There it is. The woods open into a clearing with a driveway snaking through it. The shed. The Ramcharger. The squat shape of the cabin. She feels more vulnerable in the open space and wonders for the first time if Magog is alone. An explosion of light blinds her. The motion detector. Through the yellow haze she finds the steps and clambers up them—the open door waits for her, a rectangular black slash that she dives through. She does not allow herself the time to look, to see how close he is behind her, but slams the deadbolt home and backs away from the door, certain it will explode inward at any moment.
Already she is retreating into her human form, and as always she feels small and bewildered and achy, like someone rising from a dreamscape to find herself gripped by a hangover. Without looking, she crabs her hand across the coffee table and finds the Glock.

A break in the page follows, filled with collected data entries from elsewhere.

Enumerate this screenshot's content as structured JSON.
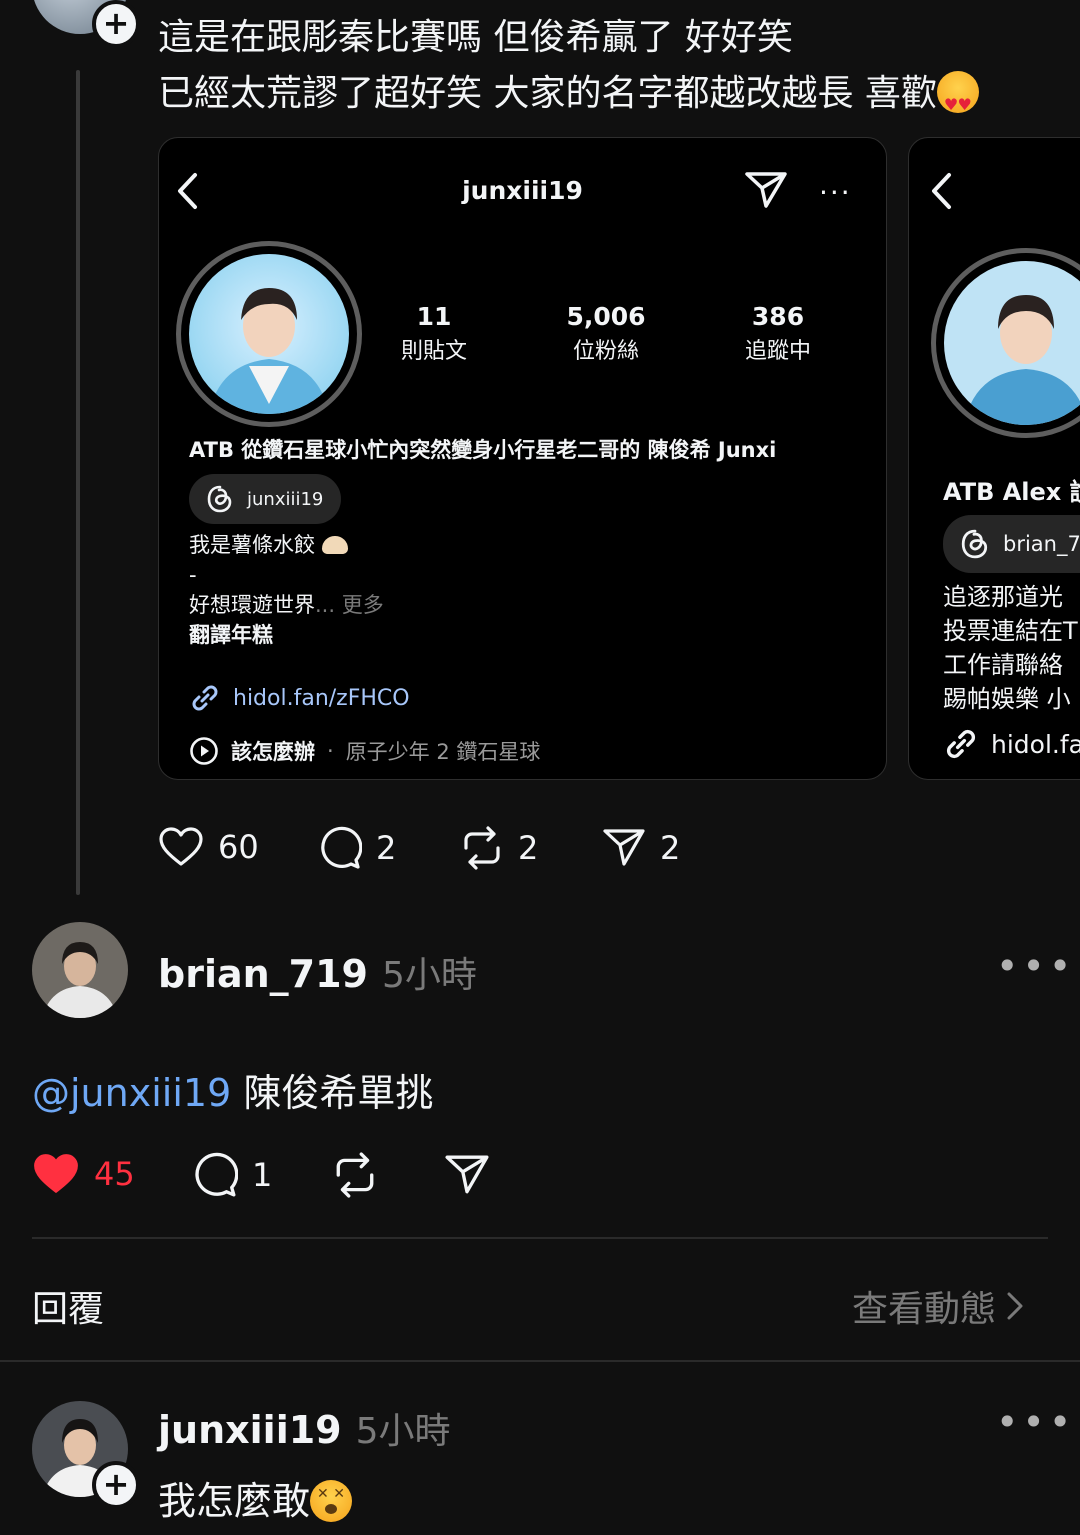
{
  "post": {
    "text_line1": "這是在跟彫秦比賽嗎 但俊希贏了 好好笑",
    "text_line2": "已經太荒謬了超好笑 大家的名字都越改越長 喜歡",
    "emoji": "heart-eyes",
    "actions": {
      "likes": "60",
      "comments": "2",
      "reposts": "2",
      "shares": "2"
    }
  },
  "card1": {
    "username": "junxiii19",
    "stats": [
      {
        "number": "11",
        "label": "則貼文"
      },
      {
        "number": "5,006",
        "label": "位粉絲"
      },
      {
        "number": "386",
        "label": "追蹤中"
      }
    ],
    "name": "ATB 從鑽石星球小忙內突然變身小行星老二哥的 陳俊希 Junxi",
    "threads_pill": "junxiii19",
    "bio_line1": "我是薯條水餃",
    "bio_line2": "-",
    "bio_line3": "好想環遊世界",
    "bio_more": "... 更多",
    "bio_line4": "翻譯年糕",
    "link": "hidol.fan/zFHCO",
    "music_song": "該怎麼辦",
    "music_sep": "·",
    "music_artist": "原子少年 2 鑽石星球"
  },
  "card2": {
    "name": "ATB Alex 說",
    "threads_pill": "brian_7",
    "bio_line1": "追逐那道光",
    "bio_line2": "投票連結在T",
    "bio_line3": "工作請聯絡",
    "bio_line4": "踢帕娛樂 小",
    "link": "hidol.fa"
  },
  "reply1": {
    "username": "brian_719",
    "time": "5小時",
    "mention": "@junxiii19",
    "text": " 陳俊希單挑",
    "likes": "45",
    "comments": "1",
    "liked": true,
    "like_color": "#ff3040"
  },
  "footer": {
    "reply_label": "回覆",
    "view_activity": "查看動態"
  },
  "reply2": {
    "username": "junxiii19",
    "time": "5小時",
    "text": "我怎麼敢",
    "emoji": "dizzy-face"
  }
}
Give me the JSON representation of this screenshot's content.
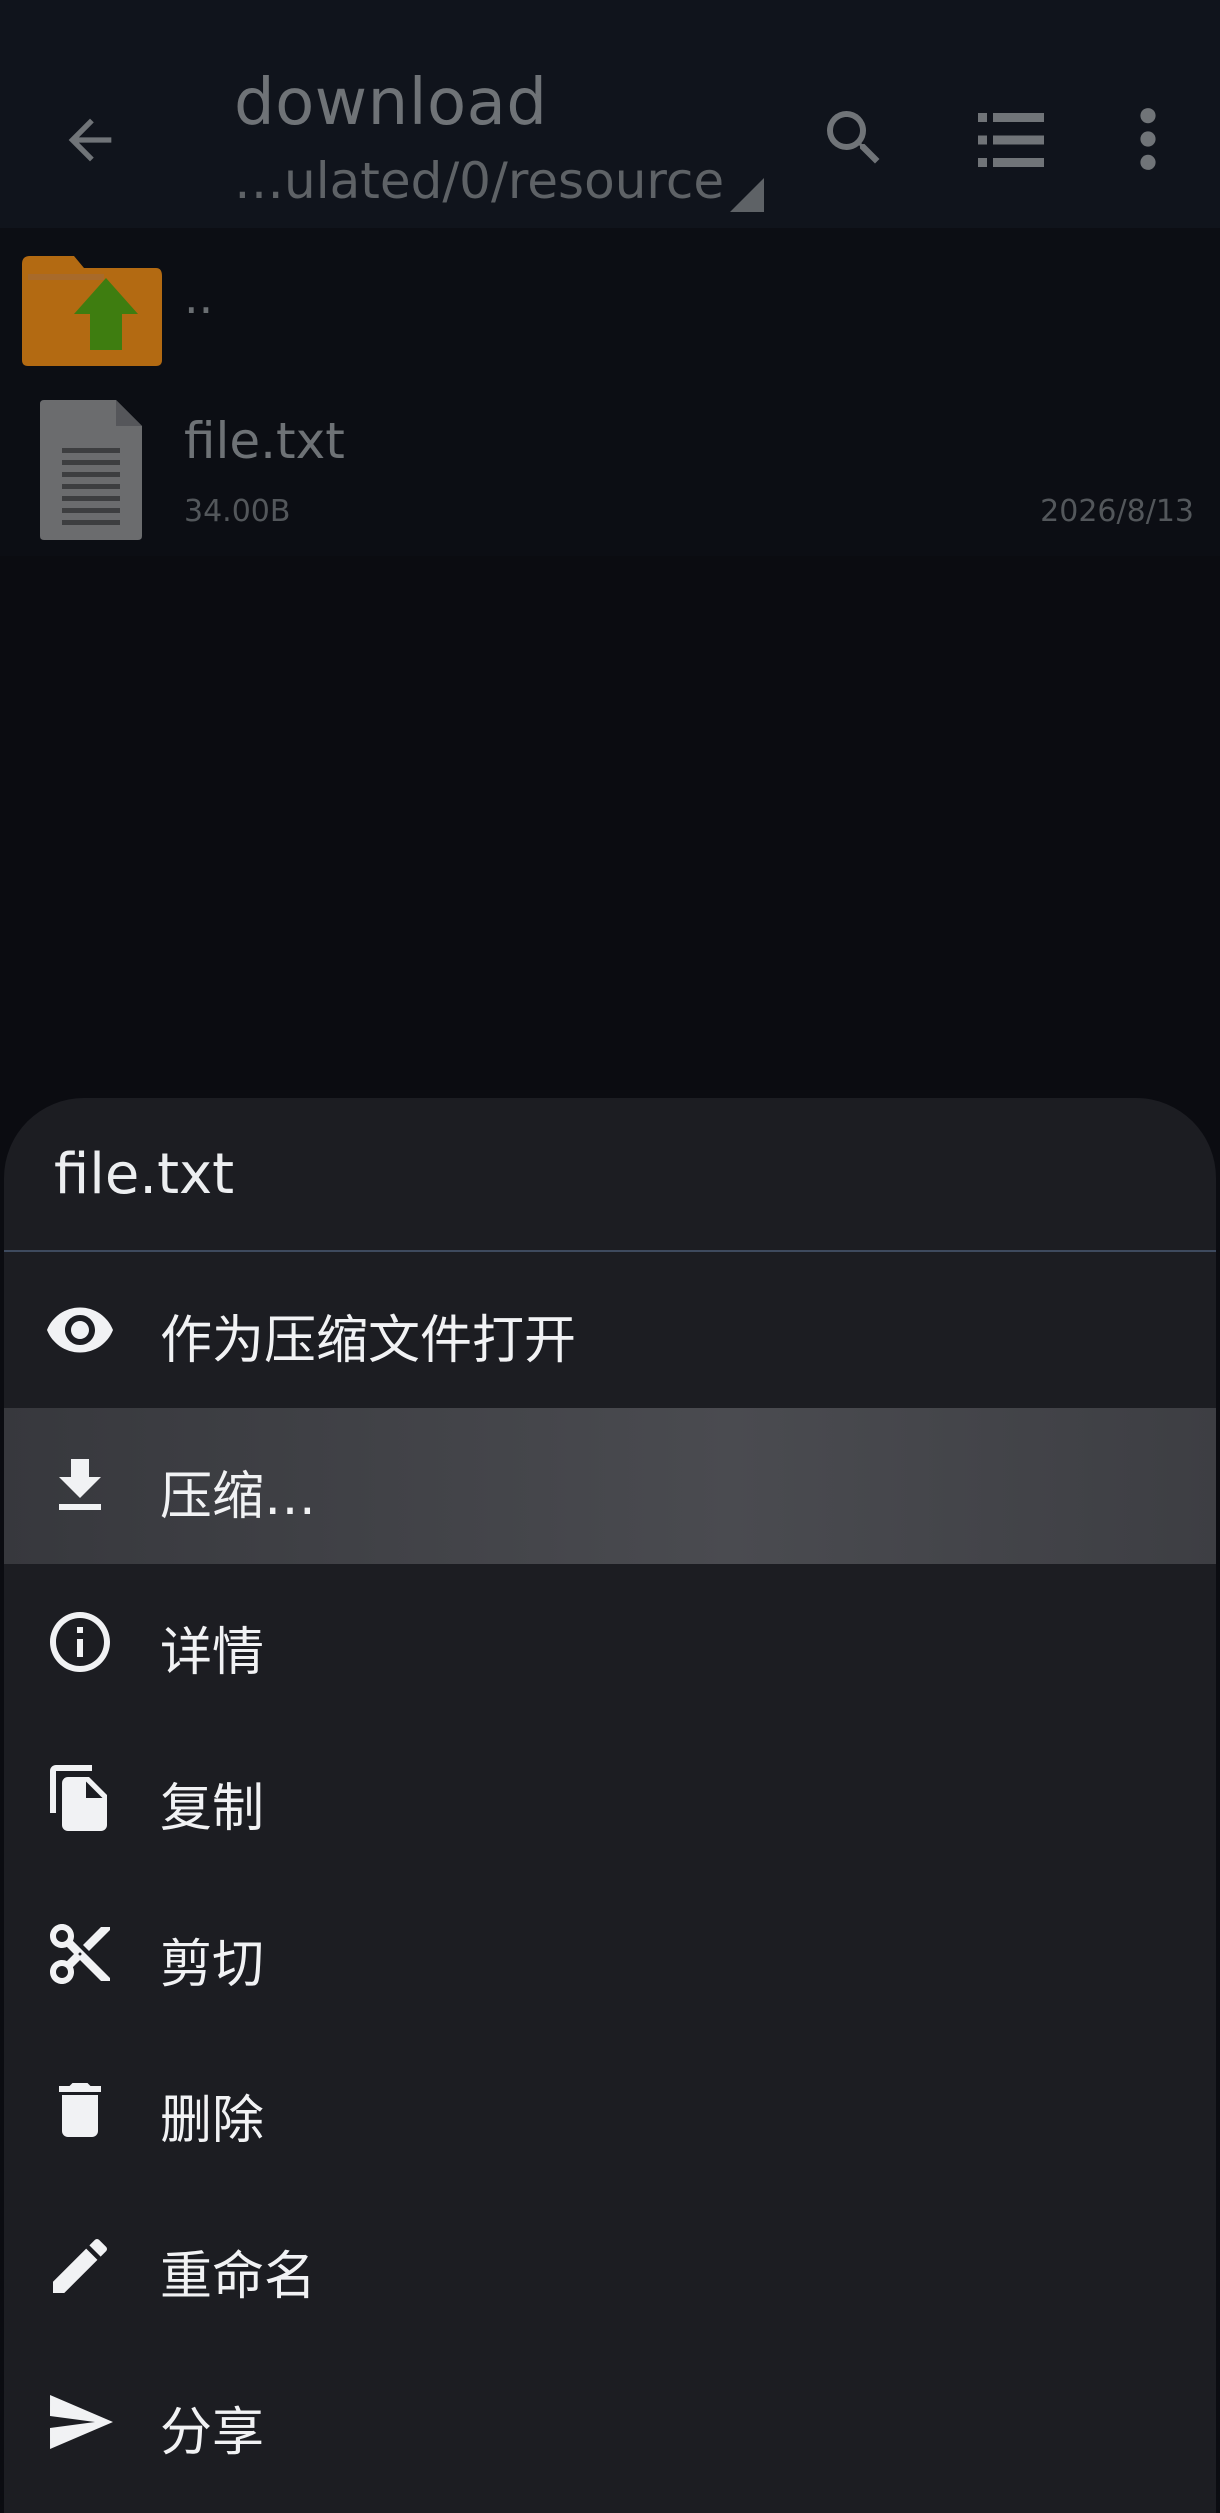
{
  "appbar": {
    "title": "download",
    "path": "…ulated/0/resource"
  },
  "files": {
    "parent_label": "..",
    "items": [
      {
        "name": "file.txt",
        "size": "34.00B",
        "date": "2026/8/13"
      }
    ]
  },
  "sheet": {
    "title": "file.txt",
    "items": [
      {
        "label": "作为压缩文件打开",
        "icon": "eye-icon"
      },
      {
        "label": "压缩…",
        "icon": "download-icon",
        "selected": true
      },
      {
        "label": "详情",
        "icon": "info-icon"
      },
      {
        "label": "复制",
        "icon": "copy-icon"
      },
      {
        "label": "剪切",
        "icon": "scissors-icon"
      },
      {
        "label": "删除",
        "icon": "trash-icon"
      },
      {
        "label": "重命名",
        "icon": "pencil-icon"
      },
      {
        "label": "分享",
        "icon": "send-icon"
      }
    ]
  },
  "colors": {
    "background": "#0b0c11",
    "appbar": "#10141c",
    "sheet": "#1c1d22",
    "selected_row": "#45464b",
    "folder": "#b36a12",
    "folder_arrow": "#3e7d10"
  }
}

She knows she should retrieve the shotgun, the machete, the extra clips of ammo. But right now her body only wants to curl up in the corner, the wood of the wall digging into her naked back. She hears the porch boards rasp. And then, a moment later, a faint scratching at the door, a nail teased across its exterior. The knob turns slowly—catches against the lock—then rattles back into place.
A minute passes. The motion detector clicks off. The harsh white light is replaced by a watery blue glow seeping through the window slots. One of them goes suddenly dark. She breathes through her nose with a high-pitched whistle. She wills her body to recede into the wall, to appear as another piece of furniture in the room. She aims the Glock. Her finger tightens on the trigger. A half pound of pressure is all it takes.
The darkness retreats and the space glows blue again—and then, a moment later, white, the motion detector activated.
She does not feel relieved. She feels like she has a noose around her neck and it is only a matter of time before the trapdoor gives out beneath her. She waits for one of the longest silences of her life, barely breathing in an effort to listen more closely. Then the cabin shakes as something lights upon the roof. She does not cry out but brings a hand to her mouth and bites down on it.
The pitched ceiling is made of tongue-and-groove fitted pine planks. When the footsteps come, slow and thudding, fifty years of dust rains down. She blinks away the grit in her eyes and squeezes the pistol so tightly that the grip bites her palm. She concentrates on the impact of each footstep, the complaint of the wood, until she feels she could sketch a circle on the ceiling that targets Magog.
He is f*cking with her. She is done being f*cked with. She raises the Glock and fires.
She squeezes off five rounds, and the spent hulls litter her lap and burn her but she hardly notices. The cabin quakes as though struck by a car. She has hit her mark. The fallen body rolls, thundering its way down the roof. There comes a brief silence punctuated by a heavy whump.
Chapter 11
CHASE REMEMBERS the first time he talked to Augustus. Seventh grade, Obsidian Junior High, after gym class, he walks into the locker room. Showers sizzle. Steam fills the air. Boys are scrubbing their armpits with soap or toweling off in front of their open lockers. He spins his combo and pauses before yanking the lock—because of the voices he hears, jeering, laughing like jackals.
Three boys—still in their shorts and tank tops—stand outside a toilet stall and kick at the door hard enough to dent the thin sheet metal. “Come on,” they say. “Come out and show us your *.” Another kick and the door jars open.
Chase recognizes the kid inside. They’re in the same section of math, and the other day, in line at the cafeteria, a girl wearing bell-bottoms and her hair pulled back in a ponytail turned to the kid, who had accidentally rubbed up against her, and said, “Don’t touch me. You haven’t even gone through puberty yet.”